For travelers comparing options across Portland's accommodation tier, our full Portland hotels guide maps the full range from Carleton Street's guest house format through to the full-service properties. And for those weighing boutique scale against destination resort formats elsewhere in the country, comparisons with properties like Amangiri in Canyon Point, Hotel Bel-Air in Los Angeles, or Kona Village, A Rosewood Resort in Kailua-Kona illustrate how differently the premium lodging category can be expressed at varying scales. Carleton Street's argument is that at six rooms, with the right building and the right objects, the credential earned from Michelin is as legitimate as anything achieved at a hundred times the capacity.

Frequently Asked Questions

What room category do guests prefer at Blind Tiger Portland – Carleton Street?

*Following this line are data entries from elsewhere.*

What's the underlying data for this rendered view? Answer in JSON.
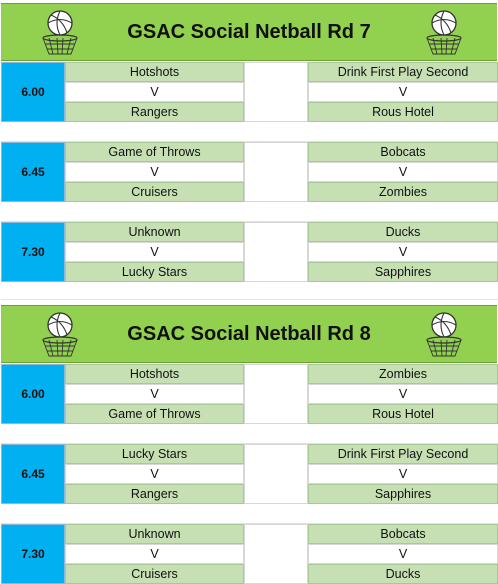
{
  "rounds": [
    {
      "title": "GSAC Social Netball Rd 7",
      "slots": [
        {
          "time": "6.00",
          "game1": {
            "home": "Hotshots",
            "vs": "V",
            "away": "Rangers"
          },
          "game2": {
            "home": "Drink First Play Second",
            "vs": "V",
            "away": "Rous Hotel"
          }
        },
        {
          "time": "6.45",
          "game1": {
            "home": "Game of Throws",
            "vs": "V",
            "away": "Cruisers"
          },
          "game2": {
            "home": "Bobcats",
            "vs": "V",
            "away": "Zombies"
          }
        },
        {
          "time": "7.30",
          "game1": {
            "home": "Unknown",
            "vs": "V",
            "away": "Lucky Stars"
          },
          "game2": {
            "home": "Ducks",
            "vs": "V",
            "away": "Sapphires"
          }
        }
      ]
    },
    {
      "title": "GSAC Social Netball Rd 8",
      "slots": [
        {
          "time": "6.00",
          "game1": {
            "home": "Hotshots",
            "vs": "V",
            "away": "Game of Throws"
          },
          "game2": {
            "home": "Zombies",
            "vs": "V",
            "away": "Rous Hotel"
          }
        },
        {
          "time": "6.45",
          "game1": {
            "home": "Lucky Stars",
            "vs": "V",
            "away": "Rangers"
          },
          "game2": {
            "home": "Drink First Play Second",
            "vs": "V",
            "away": "Sapphires"
          }
        },
        {
          "time": "7.30",
          "game1": {
            "home": "Unknown",
            "vs": "V",
            "away": "Cruisers"
          },
          "game2": {
            "home": "Bobcats",
            "vs": "V",
            "away": "Ducks"
          }
        }
      ]
    }
  ],
  "icons": {
    "left": "netball-hoop-icon",
    "right": "netball-hoop-icon"
  },
  "colors": {
    "header": "#92d050",
    "time": "#00b0f0",
    "team_cell": "#c6e0b4"
  }
}
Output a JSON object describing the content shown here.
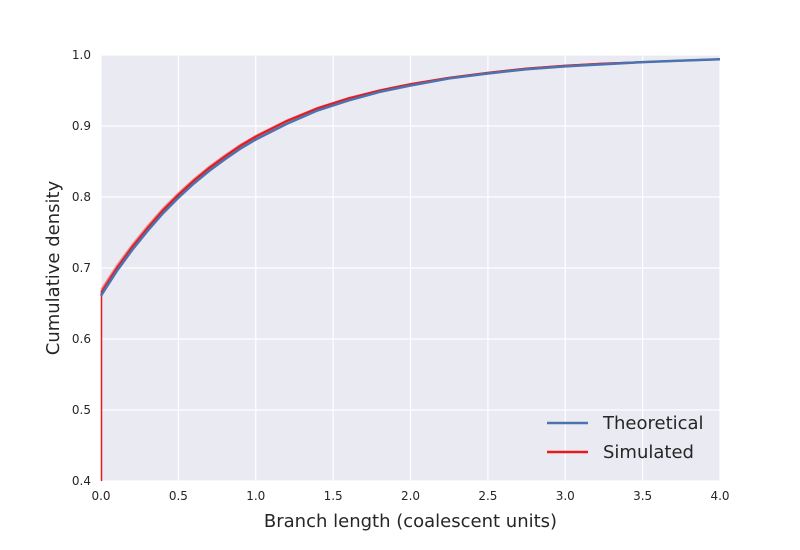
{
  "chart_data": {
    "type": "line",
    "title": "",
    "xlabel": "Branch length (coalescent units)",
    "ylabel": "Cumulative density",
    "xlim": [
      0.0,
      4.0
    ],
    "ylim": [
      0.4,
      1.0
    ],
    "x_ticks": [
      "0.0",
      "0.5",
      "1.0",
      "1.5",
      "2.0",
      "2.5",
      "3.0",
      "3.5",
      "4.0"
    ],
    "y_ticks": [
      "0.4",
      "0.5",
      "0.6",
      "0.7",
      "0.8",
      "0.9",
      "1.0"
    ],
    "grid": true,
    "legend": "lower-right",
    "background_color": "#EAEAF2",
    "series": [
      {
        "name": "Theoretical",
        "color": "#4C72B0",
        "x": [
          0.0,
          0.1,
          0.2,
          0.3,
          0.4,
          0.5,
          0.6,
          0.7,
          0.8,
          0.9,
          1.0,
          1.2,
          1.4,
          1.6,
          1.8,
          2.0,
          2.25,
          2.5,
          2.75,
          3.0,
          3.25,
          3.5,
          3.75,
          4.0
        ],
        "y": [
          0.661,
          0.695,
          0.725,
          0.752,
          0.777,
          0.799,
          0.819,
          0.837,
          0.853,
          0.868,
          0.881,
          0.903,
          0.922,
          0.936,
          0.948,
          0.957,
          0.967,
          0.974,
          0.98,
          0.984,
          0.987,
          0.99,
          0.992,
          0.994
        ]
      },
      {
        "name": "Simulated",
        "color": "#E41A1C",
        "x": [
          0.0,
          0.1,
          0.2,
          0.3,
          0.4,
          0.5,
          0.6,
          0.7,
          0.8,
          0.9,
          1.0,
          1.2,
          1.4,
          1.6,
          1.8,
          2.0,
          2.25,
          2.5,
          2.75,
          3.0,
          3.25,
          3.5,
          3.75,
          4.0
        ],
        "y": [
          0.665,
          0.699,
          0.729,
          0.756,
          0.781,
          0.803,
          0.823,
          0.841,
          0.857,
          0.872,
          0.885,
          0.907,
          0.925,
          0.939,
          0.95,
          0.959,
          0.968,
          0.975,
          0.981,
          0.985,
          0.988,
          0.99,
          0.992,
          0.994
        ]
      }
    ]
  }
}
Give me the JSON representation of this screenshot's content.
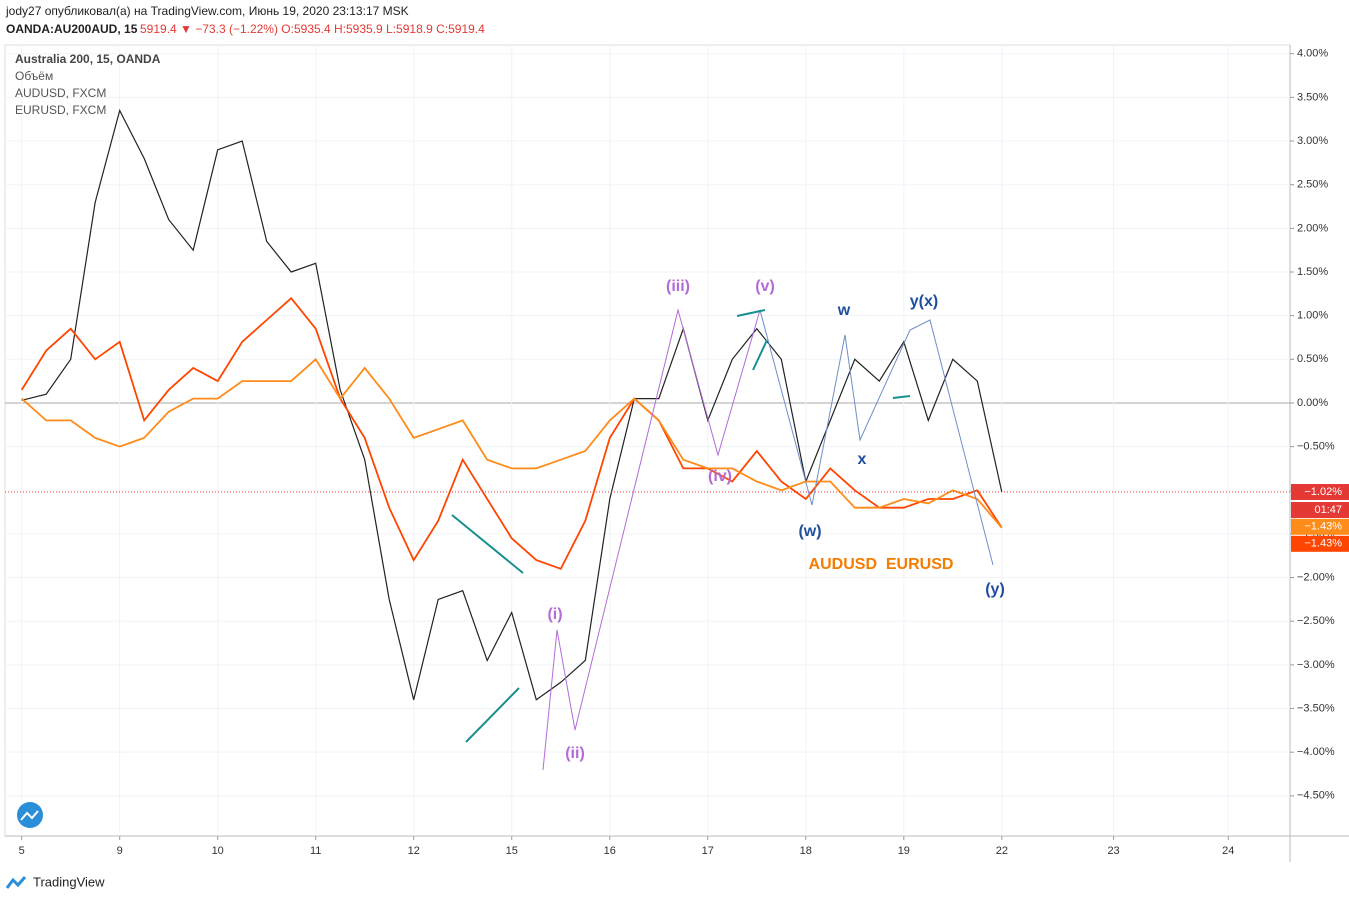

With only six rooms in total, the property does not operate a tiered category system in the way larger hotels do. All rooms share the same design language , vintage furnishings, local artwork, Lather bath products, and waffle kimono robes , with no televisions in any of them. The 4.8 Google rating across 96 reviews suggests consistent satisfaction across the room inventory rather than preference concentrated in any particular unit. Guests booking early have the widest choice of specific rooms; the property's concierge can advise on individual room characteristics at time of reservation.

What is Blind Tiger Portland – Carleton Street known for?

The property is known for its residential scale, its design-led interiors, and its 2024 Michelin 1 Key designation , the latter placing it among a small group of Portland hotels recognized under Michelin's hotel credentialing framework. At six rooms and $459 per night in the West End, it represents the concentrated end of the Lark Hotels portfolio: a stay defined by the character of its building and neighborhood rather than by programmed amenities or food and beverage infrastructure.

Should I book Blind Tiger Portland – Carleton Street in advance?

Yes. Six rooms at a Michelin Key property in a city with strong summer and autumn visitor demand is a combination that reduces availability quickly. Portland's peak travel window runs from July through October, with the fall foliage period in particular driving compressed demand across the city's better-regarded smaller properties. Booking several weeks to months ahead for those periods is the practical approach. Outside peak season, lead times are likely shorter, but the property's size means a single event or local holiday can fill it without much notice. Contact Lark Hotels directly to confirm current availability and booking procedures.